This is known as a ‘curved’ or ‘round’ scraper and is mainly used for refining a bowl shape carved into wood.
Draw the centre line down a piece of cardstock, draw a rounded, quadrant shape on one half and cut to shape.
Fold down the centre line and follow the rounded edge using a knife or scissors.
Open it up to show the perfectly symmetrical curve, this can be transferred to the card scraper using a marker pen. You may need to make further adjustment to develop the rounded profile you want.
Clamp the scraper to a piece of scrap wood as a backing to stop movement and flexing, softer wood will work best, and use a hacksaw to cut the corners off. Once you have cut the majority of the way through, you should be able to remove the rest with a pair of pliers by bending the corner back and forth until it snaps off.
Note: Be careful when holding the steel as it will get hot during cutting due to the friction. If it gets too hot to hold, use a pair of pliers to hold it.
Use a file to shape this down to several flat faces before using a continuous stroke in an arcing motion to form the rounded edge.
Note: Be careful when taking the scraper out of the vise as the metal can get hot from the friction of filing.
Use the three different grit size on sharpening plates or abrasive paper to refine the edge. This process will create a burr that must then be removed. Remove the burr by placing each large face flat onto the finest sharpening plate and move back and forth.

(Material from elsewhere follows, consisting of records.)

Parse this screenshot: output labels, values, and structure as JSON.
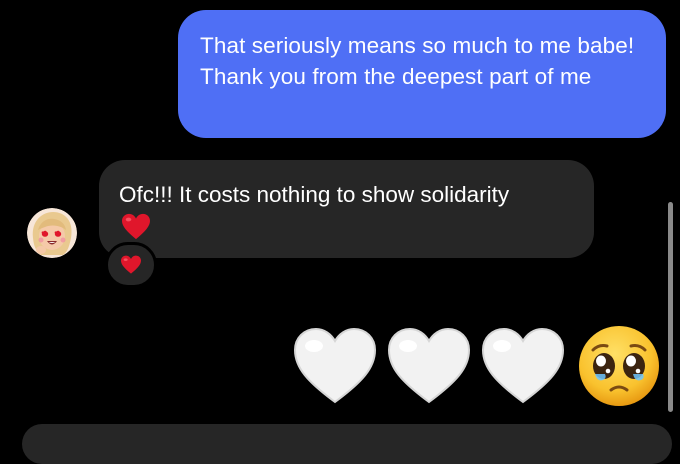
{
  "messages": {
    "outgoing_1": {
      "text": "That seriously means so much to me babe! Thank you from the deepest part of me"
    },
    "incoming_1": {
      "text": "Ofc!!! It costs nothing to show solidarity",
      "inline_emoji": "red-heart",
      "reaction": "red-heart"
    },
    "outgoing_2": {
      "emojis": [
        "white-heart",
        "white-heart",
        "white-heart",
        "pleading-face"
      ]
    }
  },
  "colors": {
    "outgoing_bubble": "#4f6ff5",
    "incoming_bubble": "#262626",
    "background": "#000000",
    "heart_red": "#e0162b",
    "scrollbar": "#8a8a8a"
  }
}
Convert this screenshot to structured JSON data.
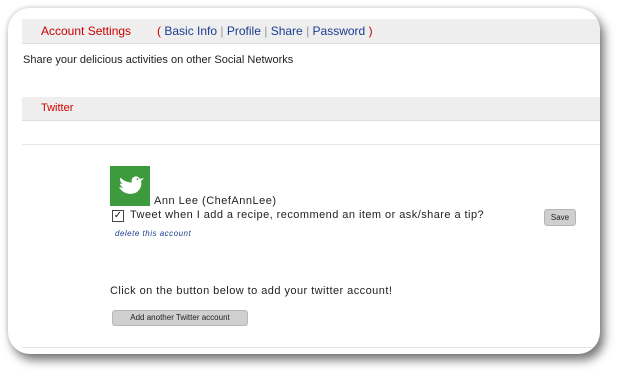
{
  "header": {
    "title": "Account Settings",
    "open_paren": "(",
    "close_paren": ")",
    "separator": "|",
    "links": [
      "Basic Info",
      "Profile",
      "Share",
      "Password"
    ]
  },
  "intro_text": "Share your delicious activities on other Social Networks",
  "section": {
    "title": "Twitter"
  },
  "account": {
    "avatar_icon": "twitter-bird-icon",
    "name": "Ann Lee (ChefAnnLee)",
    "tweet_option_checked": true,
    "checkbox_mark": "✓",
    "tweet_option_label": "Tweet when I add a recipe, recommend an item or ask/share a tip?",
    "save_label": "Save",
    "delete_label": "delete this account"
  },
  "add_account": {
    "prompt": "Click on the button below to add your twitter account!",
    "button_label": "Add another Twitter account"
  },
  "colors": {
    "accent_red": "#cc0000",
    "link_blue": "#1a3d8f",
    "avatar_green": "#3d9a3d",
    "bar_gray": "#eeeeee"
  }
}
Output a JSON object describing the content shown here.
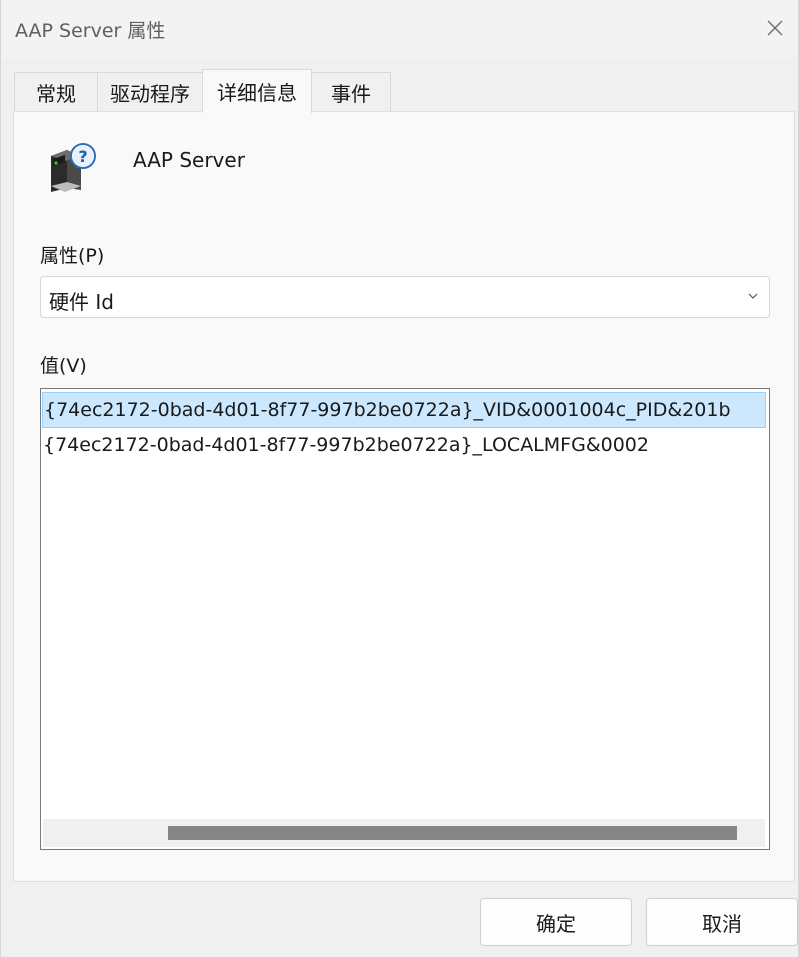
{
  "window": {
    "title": "AAP Server 属性"
  },
  "tabs": [
    {
      "label": "常规"
    },
    {
      "label": "驱动程序"
    },
    {
      "label": "详细信息"
    },
    {
      "label": "事件"
    }
  ],
  "active_tab_index": 2,
  "device": {
    "name": "AAP Server",
    "icon": "unknown-device-icon"
  },
  "property": {
    "label": "属性(P)",
    "selected": "硬件 Id"
  },
  "value": {
    "label": "值(V)",
    "items": [
      "{74ec2172-0bad-4d01-8f77-997b2be0722a}_VID&0001004c_PID&201b",
      "{74ec2172-0bad-4d01-8f77-997b2be0722a}_LOCALMFG&0002"
    ]
  },
  "buttons": {
    "ok": "确定",
    "cancel": "取消"
  },
  "colors": {
    "selection": "#cce8ff",
    "selection_border": "#99d1ff"
  }
}
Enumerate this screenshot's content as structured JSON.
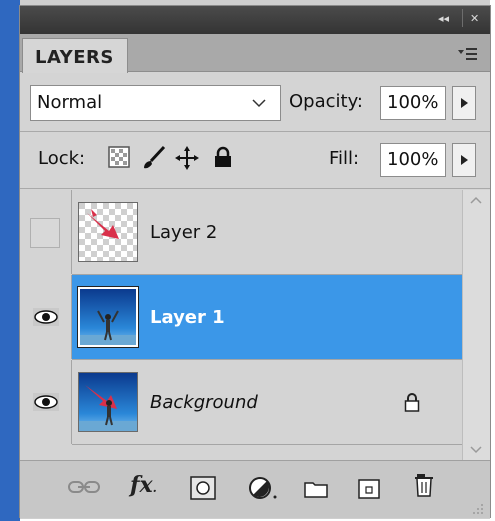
{
  "panel": {
    "tab_label": "LAYERS",
    "titlebar_glyphs": {
      "collapse": "◂◂",
      "close": "✕"
    }
  },
  "blend": {
    "mode": "Normal",
    "opacity_label": "Opacity:",
    "opacity_value": "100%"
  },
  "lock": {
    "label": "Lock:",
    "fill_label": "Fill:",
    "fill_value": "100%"
  },
  "layers": [
    {
      "name": "Layer 2",
      "visible": false,
      "selected": false,
      "italic": false,
      "locked": false
    },
    {
      "name": "Layer 1",
      "visible": true,
      "selected": true,
      "italic": false,
      "locked": false
    },
    {
      "name": "Background",
      "visible": true,
      "selected": false,
      "italic": true,
      "locked": true
    }
  ],
  "colors": {
    "selection": "#3b97e8",
    "panel_bg": "#d4d4d4",
    "title_bar": "#3c3c3c",
    "window_edge": "#2f68c0"
  },
  "footer_icons": [
    "link-layers-icon",
    "fx-icon",
    "add-mask-icon",
    "adjustment-layer-icon",
    "new-group-icon",
    "new-layer-icon",
    "delete-layer-icon"
  ],
  "footer": {
    "fx_label": "fx"
  }
}
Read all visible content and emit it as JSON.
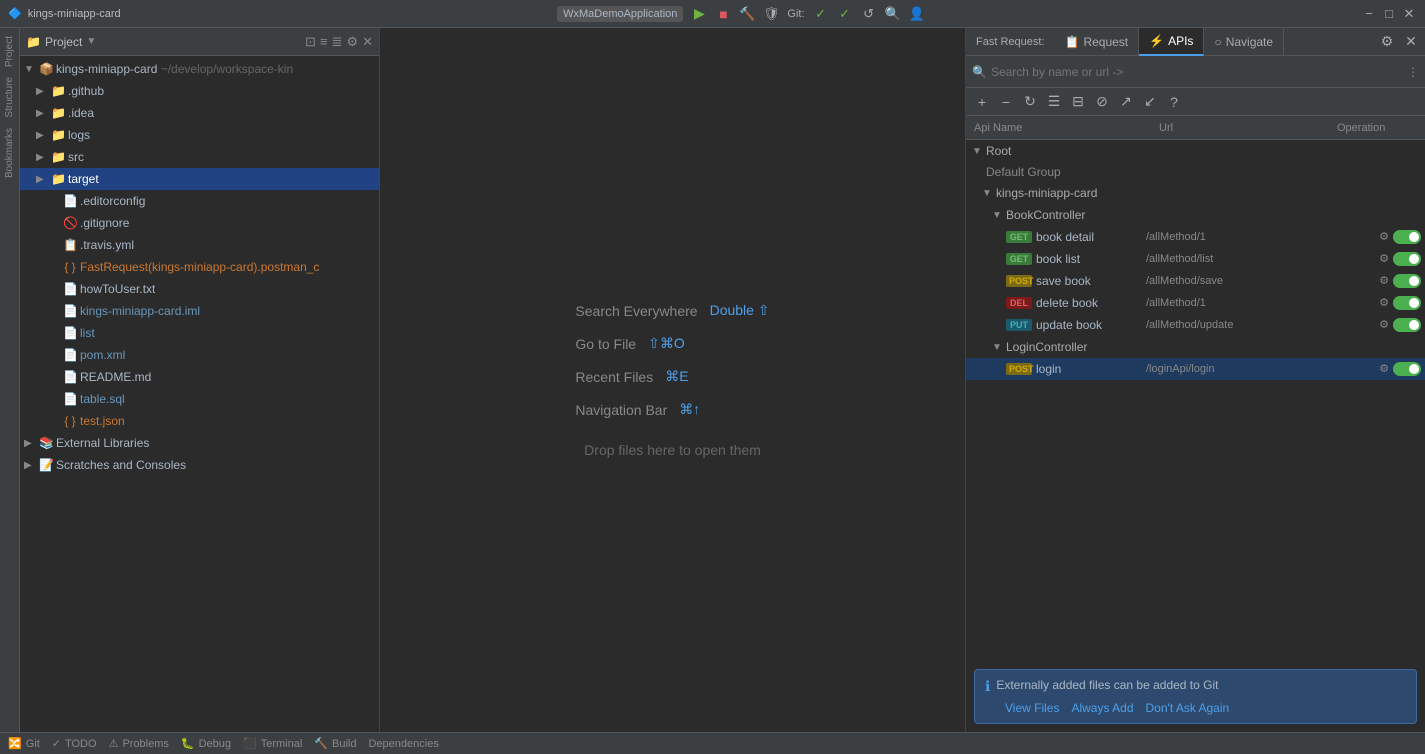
{
  "titleBar": {
    "appName": "kings-miniapp-card",
    "appBadge": "WxMaDemoApplication",
    "gitLabel": "Git:",
    "closeLabel": "✕",
    "minLabel": "−",
    "maxLabel": "□"
  },
  "projectPanel": {
    "title": "Project",
    "rootItem": "kings-miniapp-card",
    "rootPath": "~/develop/workspace-kin",
    "items": [
      {
        "label": ".github",
        "type": "folder",
        "indent": 1,
        "expanded": false
      },
      {
        "label": ".idea",
        "type": "folder",
        "indent": 1,
        "expanded": false
      },
      {
        "label": "logs",
        "type": "folder",
        "indent": 1,
        "expanded": false
      },
      {
        "label": "src",
        "type": "folder",
        "indent": 1,
        "expanded": false
      },
      {
        "label": "target",
        "type": "folder-orange",
        "indent": 1,
        "expanded": false,
        "selected": true
      },
      {
        "label": ".editorconfig",
        "type": "file",
        "indent": 2
      },
      {
        "label": ".gitignore",
        "type": "file",
        "indent": 2
      },
      {
        "label": ".travis.yml",
        "type": "yml",
        "indent": 2
      },
      {
        "label": "FastRequest(kings-miniapp-card).postman_c",
        "type": "json",
        "indent": 2
      },
      {
        "label": "howToUser.txt",
        "type": "txt",
        "indent": 2
      },
      {
        "label": "kings-miniapp-card.iml",
        "type": "xml",
        "indent": 2
      },
      {
        "label": "list",
        "type": "file-blue",
        "indent": 2
      },
      {
        "label": "pom.xml",
        "type": "xml",
        "indent": 2
      },
      {
        "label": "README.md",
        "type": "md",
        "indent": 2
      },
      {
        "label": "table.sql",
        "type": "sql",
        "indent": 2
      },
      {
        "label": "test.json",
        "type": "json",
        "indent": 2
      },
      {
        "label": "External Libraries",
        "type": "library",
        "indent": 0,
        "expanded": false
      },
      {
        "label": "Scratches and Consoles",
        "type": "scratch",
        "indent": 0
      }
    ]
  },
  "editor": {
    "searchEverywhereLabel": "Search Everywhere",
    "searchEverywhereShortcut": "Double ⇧",
    "goToFileLabel": "Go to File",
    "goToFileShortcut": "⇧⌘O",
    "recentFilesLabel": "Recent Files",
    "recentFilesShortcut": "⌘E",
    "navigationBarLabel": "Navigation Bar",
    "navigationBarShortcut": "⌘↑",
    "dropFilesLabel": "Drop files here to open them"
  },
  "fastRequest": {
    "panelLabel": "Fast Request:",
    "tabs": [
      {
        "label": "Request",
        "icon": "📋",
        "active": false
      },
      {
        "label": "APIs",
        "icon": "⚡",
        "active": true
      },
      {
        "label": "Navigate",
        "icon": "○",
        "active": false
      }
    ],
    "searchPlaceholder": "Search by name or url ->",
    "settingsIcon": "⚙",
    "closeIcon": "✕",
    "columns": {
      "apiName": "Api Name",
      "url": "Url",
      "operation": "Operation"
    },
    "tree": {
      "root": "Root",
      "defaultGroup": "Default Group",
      "controllers": [
        {
          "name": "kings-miniapp-card",
          "expanded": true,
          "children": [
            {
              "name": "BookController",
              "expanded": true,
              "items": [
                {
                  "method": "GET",
                  "name": "book detail",
                  "url": "/allMethod/1"
                },
                {
                  "method": "GET",
                  "name": "book list",
                  "url": "/allMethod/list"
                },
                {
                  "method": "POST",
                  "name": "save book",
                  "url": "/allMethod/save"
                },
                {
                  "method": "DEL",
                  "name": "delete book",
                  "url": "/allMethod/1"
                },
                {
                  "method": "PUT",
                  "name": "update book",
                  "url": "/allMethod/update"
                }
              ]
            },
            {
              "name": "LoginController",
              "expanded": true,
              "items": [
                {
                  "method": "POST",
                  "name": "login",
                  "url": "/loginApi/login",
                  "selected": true
                }
              ]
            }
          ]
        }
      ]
    },
    "gitNotification": {
      "text": "Externally added files can be added to Git",
      "actions": [
        "View Files",
        "Always Add",
        "Don't Ask Again"
      ]
    }
  },
  "statusBar": {
    "items": [
      "Git",
      "TODO",
      "Problems",
      "Debug",
      "Terminal",
      "Build",
      "Dependencies"
    ]
  }
}
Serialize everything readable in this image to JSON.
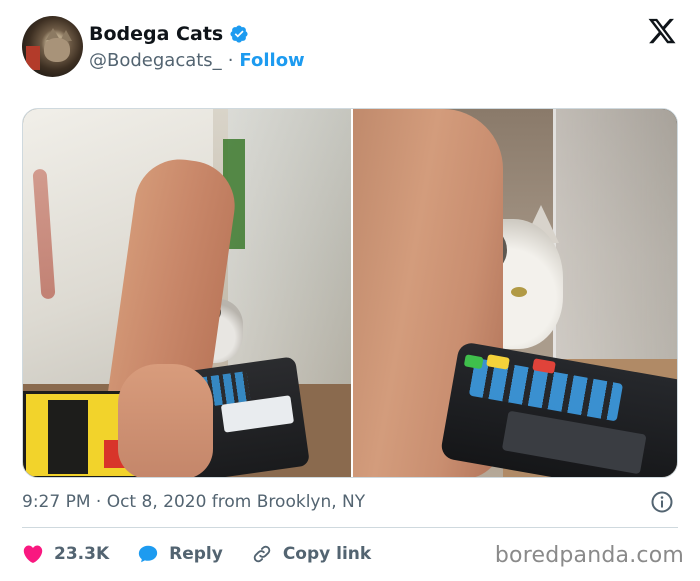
{
  "author": {
    "name": "Bodega Cats",
    "handle": "@Bodegacats_",
    "separator": "·",
    "follow_label": "Follow",
    "verified": true
  },
  "brand": {
    "icon": "x-logo-icon"
  },
  "media": {
    "photos": [
      {
        "description_icon": "photo-left"
      },
      {
        "description_icon": "photo-right"
      }
    ]
  },
  "meta": {
    "timestamp": "9:27 PM · Oct 8, 2020 from Brooklyn, NY",
    "info_icon": "info-icon"
  },
  "actions": {
    "likes_count": "23.3K",
    "reply_label": "Reply",
    "copy_link_label": "Copy link"
  },
  "watermark": "boredpanda.com",
  "colors": {
    "accent": "#1d9bf0",
    "like": "#f91880",
    "text": "#0f1419",
    "muted": "#536471"
  }
}
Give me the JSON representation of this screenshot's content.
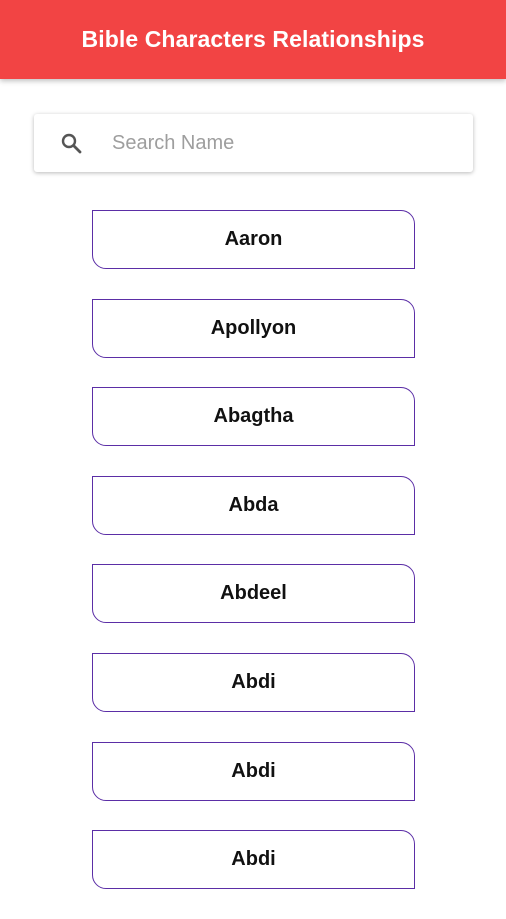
{
  "app_bar": {
    "title": "Bible Characters Relationships",
    "color": "#f24444"
  },
  "search": {
    "placeholder": "Search Name",
    "value": "",
    "icon": "search-icon"
  },
  "characters": [
    "Aaron",
    "Apollyon",
    "Abagtha",
    "Abda",
    "Abdeel",
    "Abdi",
    "Abdi",
    "Abdi"
  ],
  "colors": {
    "button_border": "#5b2ea6"
  }
}
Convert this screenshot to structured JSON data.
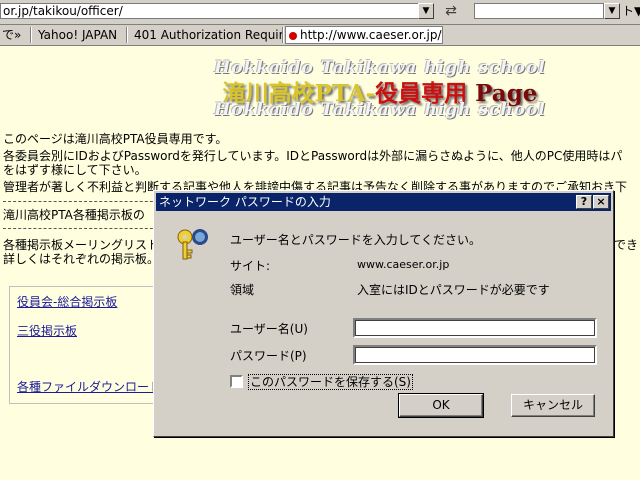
{
  "browser": {
    "address": "or.jp/takikou/officer/",
    "search_value": "",
    "search_tail": "ト▼",
    "links_prefix": "で»",
    "links": [
      "Yahoo! JAPAN",
      "401 Authorization Required"
    ],
    "active_tab": "http://www.caeser.or.jp/ta..."
  },
  "page": {
    "banner_sub_top": "Hokkaido Takikawa high school",
    "banner_title_a": "滝川高校PTA-",
    "banner_title_b": "役員専用",
    "banner_title_c": " Page",
    "banner_sub_bottom": "Hokkaido Takikawa high school",
    "lines": [
      "このページは滝川高校PTA役員専用です。",
      "各委員会別にIDおよびPasswordを発行しています。IDとPasswordは外部に漏らさぬように、他人のPC使用時はパ",
      "をはずす様にして下さい。",
      "管理者が著しく不利益と判断する記事や他人を誹謗中傷する記事は予告なく削除する事がありますのでご承知おき下",
      "滝川高校PTA各種掲示板の",
      "各種掲示板メーリングリスト",
      "詳しくはそれぞれの掲示板。"
    ],
    "line_right_tail": "でき",
    "links": [
      "役員会-総合掲示板",
      "三役掲示板",
      "各種ファイルダウンロード"
    ]
  },
  "dialog": {
    "title": "ネットワーク パスワードの入力",
    "help_btn": "?",
    "close_btn": "×",
    "prompt": "ユーザー名とパスワードを入力してください。",
    "site_label": "サイト:",
    "site_value": "www.caeser.or.jp",
    "realm_label": "領域",
    "realm_value": "入室にはIDとパスワードが必要です",
    "username_label": "ユーザー名(U)",
    "username_value": "",
    "password_label": "パスワード(P)",
    "password_value": "",
    "save_label": "このパスワードを保存する(S)",
    "ok": "OK",
    "cancel": "キャンセル"
  },
  "colors": {
    "page_bg": "#ffffe0",
    "titlebar": "#0a246a",
    "dialog_face": "#d4d0c8",
    "link": "#1b1b9a"
  }
}
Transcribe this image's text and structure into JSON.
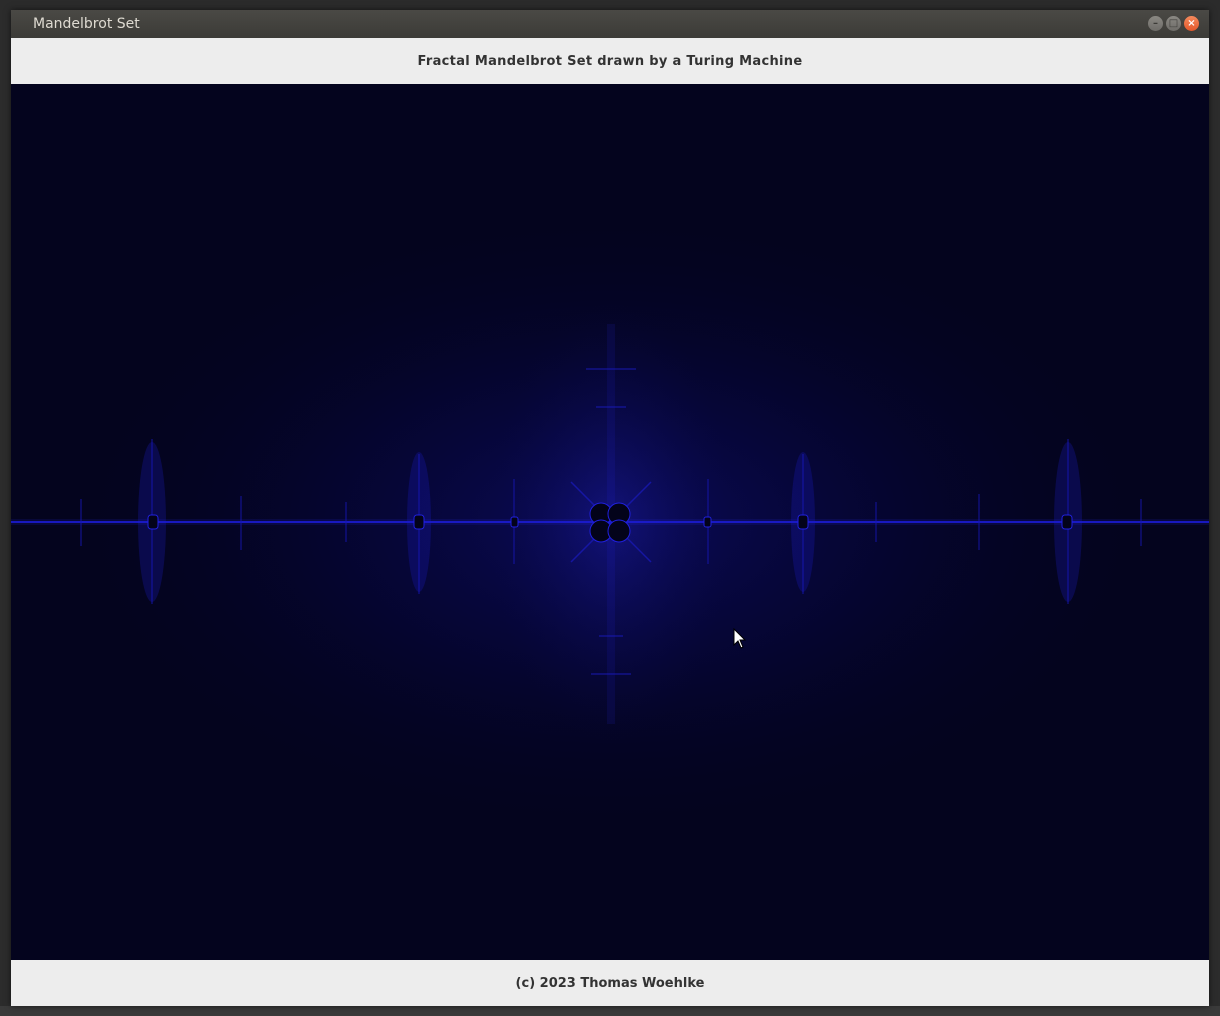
{
  "window": {
    "title": "Mandelbrot Set",
    "buttons": [
      "minimize",
      "maximize",
      "close"
    ]
  },
  "header": {
    "text": "Fractal Mandelbrot Set drawn by a Turing Machine"
  },
  "footer": {
    "text": "(c) 2023 Thomas Woehlke"
  },
  "colors": {
    "fractal_background": "#04041e",
    "fractal_glow": "#1a1ad0",
    "fractal_core": "#050520",
    "panel_background": "#ededed",
    "titlebar": "#3c3b37"
  },
  "icons": {
    "cursor": "arrow-cursor-icon"
  }
}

The burnisher should be used as a final step to consolidate the steel on both faces by laying the scraper flat on the bench and using the burnisher over the edge back and forth. Next, put the scraper in the vise and follow the rounded edge with the burnisher. Start out square to the edge and the start to angle the burnisher incrementally with each stroke. This both consolidates the steel into itself and forms the cutting edge you need for scraper cuts.